Be voracious in your quest for knowledge and information. Get your facts straight by harnessing and taking advantage of all the information available through people, topics, and the Internet to increase your knowledge about schizophrenia and the resources available in your community.
Join NAMI and other consumer and family advocacy groups at the national, state, and local levels. Members of these organizations are like an underground railroad of people who know how to work the system. They know the programs and the players and, most important, they understand what you’re going through.
Make your voice heard. Ask questions. If you have concerns about treatment or care, or a policy or legal problem affecting you or a relative, start at the bottom and move up the ladder. Let people know from the outset that you’re informed, interested, and part of a larger group — you aren’t part of the problem, you’re part of the solution!
Whenever you communicate or advocate, put your best foot forward.

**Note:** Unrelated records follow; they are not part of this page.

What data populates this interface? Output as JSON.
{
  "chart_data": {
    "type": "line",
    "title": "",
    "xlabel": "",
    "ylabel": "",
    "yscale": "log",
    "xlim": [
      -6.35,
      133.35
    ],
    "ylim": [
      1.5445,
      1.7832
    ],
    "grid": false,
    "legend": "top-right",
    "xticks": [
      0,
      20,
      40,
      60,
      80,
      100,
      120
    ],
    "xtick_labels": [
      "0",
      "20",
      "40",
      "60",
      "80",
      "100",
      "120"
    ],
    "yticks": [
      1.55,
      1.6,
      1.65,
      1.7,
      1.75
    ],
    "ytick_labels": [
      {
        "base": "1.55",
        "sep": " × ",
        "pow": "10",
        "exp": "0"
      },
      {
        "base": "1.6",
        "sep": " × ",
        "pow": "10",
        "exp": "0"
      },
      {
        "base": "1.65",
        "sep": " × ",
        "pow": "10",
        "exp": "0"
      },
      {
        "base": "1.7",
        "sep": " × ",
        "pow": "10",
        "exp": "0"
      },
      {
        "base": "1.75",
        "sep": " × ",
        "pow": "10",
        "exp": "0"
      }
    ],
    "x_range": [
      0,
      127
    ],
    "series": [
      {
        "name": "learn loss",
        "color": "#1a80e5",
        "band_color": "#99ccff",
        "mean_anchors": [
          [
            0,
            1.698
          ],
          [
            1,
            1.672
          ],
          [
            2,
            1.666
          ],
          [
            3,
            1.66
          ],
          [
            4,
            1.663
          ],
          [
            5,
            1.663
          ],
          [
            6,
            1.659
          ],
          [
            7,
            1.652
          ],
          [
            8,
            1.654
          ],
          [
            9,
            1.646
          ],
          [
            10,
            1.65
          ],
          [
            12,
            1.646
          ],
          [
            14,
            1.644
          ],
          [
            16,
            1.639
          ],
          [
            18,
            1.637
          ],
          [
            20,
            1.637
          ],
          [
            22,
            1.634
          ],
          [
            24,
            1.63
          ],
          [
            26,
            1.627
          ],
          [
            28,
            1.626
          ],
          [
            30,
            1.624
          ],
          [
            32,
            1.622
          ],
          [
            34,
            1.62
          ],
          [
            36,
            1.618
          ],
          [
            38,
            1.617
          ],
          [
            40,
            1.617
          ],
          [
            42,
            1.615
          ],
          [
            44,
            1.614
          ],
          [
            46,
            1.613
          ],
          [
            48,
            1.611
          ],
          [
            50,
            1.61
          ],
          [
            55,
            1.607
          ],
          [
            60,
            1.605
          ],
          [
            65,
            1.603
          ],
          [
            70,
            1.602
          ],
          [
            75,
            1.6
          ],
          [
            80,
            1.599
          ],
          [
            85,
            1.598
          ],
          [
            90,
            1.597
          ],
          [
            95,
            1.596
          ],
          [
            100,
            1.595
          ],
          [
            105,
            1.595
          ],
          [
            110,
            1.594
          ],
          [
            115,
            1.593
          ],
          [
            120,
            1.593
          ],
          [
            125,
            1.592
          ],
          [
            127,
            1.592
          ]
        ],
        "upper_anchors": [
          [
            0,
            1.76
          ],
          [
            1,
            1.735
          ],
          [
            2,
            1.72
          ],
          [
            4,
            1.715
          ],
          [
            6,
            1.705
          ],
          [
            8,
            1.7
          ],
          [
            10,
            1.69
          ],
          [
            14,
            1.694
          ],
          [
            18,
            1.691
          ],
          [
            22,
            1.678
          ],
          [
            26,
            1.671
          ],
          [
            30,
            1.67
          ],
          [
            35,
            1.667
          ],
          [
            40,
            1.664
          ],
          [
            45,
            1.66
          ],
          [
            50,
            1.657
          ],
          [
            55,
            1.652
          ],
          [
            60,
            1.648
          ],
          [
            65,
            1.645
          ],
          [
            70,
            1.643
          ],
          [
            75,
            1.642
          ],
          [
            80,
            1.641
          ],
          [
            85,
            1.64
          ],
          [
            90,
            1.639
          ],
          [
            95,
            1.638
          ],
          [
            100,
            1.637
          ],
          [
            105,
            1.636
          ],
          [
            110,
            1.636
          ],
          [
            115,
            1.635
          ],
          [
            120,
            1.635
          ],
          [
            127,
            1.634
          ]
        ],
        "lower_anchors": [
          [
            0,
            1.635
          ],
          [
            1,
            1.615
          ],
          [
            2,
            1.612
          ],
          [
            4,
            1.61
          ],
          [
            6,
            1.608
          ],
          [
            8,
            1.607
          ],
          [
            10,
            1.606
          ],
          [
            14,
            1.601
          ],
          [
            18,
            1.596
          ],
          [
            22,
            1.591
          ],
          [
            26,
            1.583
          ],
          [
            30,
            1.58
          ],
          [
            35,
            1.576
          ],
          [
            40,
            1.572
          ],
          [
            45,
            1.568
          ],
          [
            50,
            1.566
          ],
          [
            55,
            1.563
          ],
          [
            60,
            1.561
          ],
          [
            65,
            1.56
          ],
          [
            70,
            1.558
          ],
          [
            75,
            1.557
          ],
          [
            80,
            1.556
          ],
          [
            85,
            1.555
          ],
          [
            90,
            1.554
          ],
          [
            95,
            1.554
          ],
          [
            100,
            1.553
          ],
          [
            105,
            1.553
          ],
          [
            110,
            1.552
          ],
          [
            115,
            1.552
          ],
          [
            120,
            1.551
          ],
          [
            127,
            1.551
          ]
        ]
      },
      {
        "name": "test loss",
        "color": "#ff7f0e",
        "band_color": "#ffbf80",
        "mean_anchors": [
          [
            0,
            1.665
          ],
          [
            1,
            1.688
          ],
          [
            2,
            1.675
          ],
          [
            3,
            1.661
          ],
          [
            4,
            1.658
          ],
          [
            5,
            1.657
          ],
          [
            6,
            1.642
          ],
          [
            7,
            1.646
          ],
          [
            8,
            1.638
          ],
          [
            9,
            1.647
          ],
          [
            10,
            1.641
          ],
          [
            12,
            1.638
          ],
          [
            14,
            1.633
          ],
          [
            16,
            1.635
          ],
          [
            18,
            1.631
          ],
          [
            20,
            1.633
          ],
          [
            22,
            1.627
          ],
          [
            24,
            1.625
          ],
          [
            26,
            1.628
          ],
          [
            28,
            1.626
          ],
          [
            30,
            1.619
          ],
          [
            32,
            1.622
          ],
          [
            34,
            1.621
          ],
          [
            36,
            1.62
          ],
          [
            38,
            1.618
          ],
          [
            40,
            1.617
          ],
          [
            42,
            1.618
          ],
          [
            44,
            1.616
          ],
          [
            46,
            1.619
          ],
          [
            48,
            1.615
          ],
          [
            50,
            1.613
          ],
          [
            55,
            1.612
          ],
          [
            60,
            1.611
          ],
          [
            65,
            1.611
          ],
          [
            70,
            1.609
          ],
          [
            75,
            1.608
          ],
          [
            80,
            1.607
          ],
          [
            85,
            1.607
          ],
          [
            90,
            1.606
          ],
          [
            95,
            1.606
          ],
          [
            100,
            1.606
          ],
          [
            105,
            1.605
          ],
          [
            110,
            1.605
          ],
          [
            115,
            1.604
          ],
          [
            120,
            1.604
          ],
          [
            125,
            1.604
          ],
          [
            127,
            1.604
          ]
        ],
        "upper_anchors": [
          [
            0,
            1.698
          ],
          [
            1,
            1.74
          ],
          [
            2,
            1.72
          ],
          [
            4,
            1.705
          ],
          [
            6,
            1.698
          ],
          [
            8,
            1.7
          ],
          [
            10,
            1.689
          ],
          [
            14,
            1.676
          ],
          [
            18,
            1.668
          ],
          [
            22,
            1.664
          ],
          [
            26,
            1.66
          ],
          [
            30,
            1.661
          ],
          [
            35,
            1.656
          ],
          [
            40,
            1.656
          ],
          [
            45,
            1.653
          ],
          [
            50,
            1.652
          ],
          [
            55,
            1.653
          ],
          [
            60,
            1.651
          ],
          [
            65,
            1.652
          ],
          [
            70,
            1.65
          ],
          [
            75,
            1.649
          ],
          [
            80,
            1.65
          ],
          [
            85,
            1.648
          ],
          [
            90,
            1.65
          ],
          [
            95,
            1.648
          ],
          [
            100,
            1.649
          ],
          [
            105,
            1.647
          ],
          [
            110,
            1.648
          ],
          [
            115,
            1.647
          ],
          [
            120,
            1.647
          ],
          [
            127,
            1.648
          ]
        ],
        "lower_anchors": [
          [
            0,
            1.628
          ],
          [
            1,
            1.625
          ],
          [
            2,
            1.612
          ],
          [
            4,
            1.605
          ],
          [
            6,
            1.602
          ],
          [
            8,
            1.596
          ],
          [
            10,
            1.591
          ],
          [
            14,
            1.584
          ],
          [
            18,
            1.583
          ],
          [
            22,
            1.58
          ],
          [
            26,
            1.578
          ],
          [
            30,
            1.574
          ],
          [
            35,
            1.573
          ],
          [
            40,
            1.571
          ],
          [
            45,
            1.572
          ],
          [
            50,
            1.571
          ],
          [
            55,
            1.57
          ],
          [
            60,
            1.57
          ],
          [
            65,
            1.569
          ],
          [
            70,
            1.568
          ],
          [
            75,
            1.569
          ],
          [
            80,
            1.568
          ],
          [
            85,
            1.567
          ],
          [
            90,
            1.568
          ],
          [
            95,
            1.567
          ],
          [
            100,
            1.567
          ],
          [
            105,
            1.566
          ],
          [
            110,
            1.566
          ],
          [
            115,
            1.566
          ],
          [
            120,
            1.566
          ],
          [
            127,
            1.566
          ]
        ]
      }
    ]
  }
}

Stay calm even if you’re angry, hurt, or disappointed. Be persistent yet firm — and listen. Use praise, diplomacy, and humor to get your way.
Don’t sweat the small stuff. Keep things in perspective, keep your eye on the big picture, and never give up.
Take care of yourself and live your life. Undeniably, no one would wish for any type of mental or physical disorder, including schizophrenia, but you can’t allow it to bring anyone’s life to a halt — including your own. There are too many reasons for hope.
Whether you’re only able to attend a NAMI meeting, write a letter to your local legislator, volunteer at a program, leave NAMI brochures in a doctor’s waiting room, or make a phone call of support to another family member, with a little help and advocacy from everyday people like you, people with schizophrenia will be able to achieve the goals all of us share: living a meaningful existence with a sense of purpose, joy, and promise for the future.